Power analysis is also important when proposing research to funding agencies. Proposals in basic research might have fascinating theories and clever research designs, but if the predicted effects are subtle, then reviewers of the proposal may be justifiably dubious, and want to be reassured by a power analysis. Proposals in applied research are even more reliant on power analysis, because the costs and benefits are more immediate and tangible. For example, in clinical research (e.g., medicine, pharmacology, psychiatry, counseling), it can be very costly to test patients, and therefore it is important to anticipate the probable sample size or sampling duration.

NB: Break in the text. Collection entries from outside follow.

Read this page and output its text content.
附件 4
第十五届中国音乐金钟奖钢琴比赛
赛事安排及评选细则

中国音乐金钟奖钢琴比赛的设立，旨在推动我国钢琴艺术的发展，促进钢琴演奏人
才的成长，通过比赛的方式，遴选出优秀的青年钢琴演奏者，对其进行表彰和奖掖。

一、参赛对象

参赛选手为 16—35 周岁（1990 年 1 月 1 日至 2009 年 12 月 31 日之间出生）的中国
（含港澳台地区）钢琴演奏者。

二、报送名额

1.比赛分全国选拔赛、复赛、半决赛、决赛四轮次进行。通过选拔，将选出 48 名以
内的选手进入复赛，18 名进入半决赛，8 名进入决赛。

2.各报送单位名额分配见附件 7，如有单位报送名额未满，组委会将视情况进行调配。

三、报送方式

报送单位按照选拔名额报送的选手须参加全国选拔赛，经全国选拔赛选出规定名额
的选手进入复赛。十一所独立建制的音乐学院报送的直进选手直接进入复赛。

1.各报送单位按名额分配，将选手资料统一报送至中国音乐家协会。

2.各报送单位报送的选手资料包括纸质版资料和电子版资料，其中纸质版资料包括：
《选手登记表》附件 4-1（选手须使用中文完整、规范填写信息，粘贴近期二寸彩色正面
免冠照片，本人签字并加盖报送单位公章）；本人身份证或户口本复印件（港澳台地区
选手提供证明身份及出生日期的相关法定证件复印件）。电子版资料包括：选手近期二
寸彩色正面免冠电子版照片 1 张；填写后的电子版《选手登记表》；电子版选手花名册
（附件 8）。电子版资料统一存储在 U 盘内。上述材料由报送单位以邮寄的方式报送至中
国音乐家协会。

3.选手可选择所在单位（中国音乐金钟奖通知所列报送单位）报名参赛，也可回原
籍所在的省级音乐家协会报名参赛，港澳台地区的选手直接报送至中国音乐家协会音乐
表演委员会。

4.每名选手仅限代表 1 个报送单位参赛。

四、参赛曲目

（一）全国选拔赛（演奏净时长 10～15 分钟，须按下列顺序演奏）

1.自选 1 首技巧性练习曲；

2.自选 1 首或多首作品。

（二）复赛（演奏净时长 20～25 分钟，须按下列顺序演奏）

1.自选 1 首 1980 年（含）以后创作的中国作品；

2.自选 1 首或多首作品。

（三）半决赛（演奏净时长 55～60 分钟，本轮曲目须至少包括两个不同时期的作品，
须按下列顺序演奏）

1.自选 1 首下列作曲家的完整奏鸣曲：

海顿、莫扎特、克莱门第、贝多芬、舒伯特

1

While it is important to plan sample size in advance, it can also be important, especially in clinical applications, to monitor data as they are collected and to stop the research as soon as possible. It behooves the researcher to discontinue an experiment as soon as the data clearly indicate a positive or negative outcome: It would be unethical to slavishly continue treating patients with an experimental treatment that is clearly detrimental, and it would be unethical to slavishly continue running patients in a placebo condition when the experimental treatment is clearly having positive effects. The decision regarding when to stop collecting data is a topic of much investigation, and goes under the name of Bayesian optimal or adaptive design. It will not be discussed further here, but the interested reader is referred to books such as the one by S. M. Berry, Carlin, Lee, and Müller (2011), and books in decision theory such as the ones by J. O. Berger (1985)and DeGroot (2004), and various articles, for example D. A. Berry (2006, 2011), Cavagnaro, Myung, Pitt, and Kujala (2010), and those cited by $\mathrm{R}$oy, Ghosal, and $\mathrm{R}$osenberger (2009, p. 427).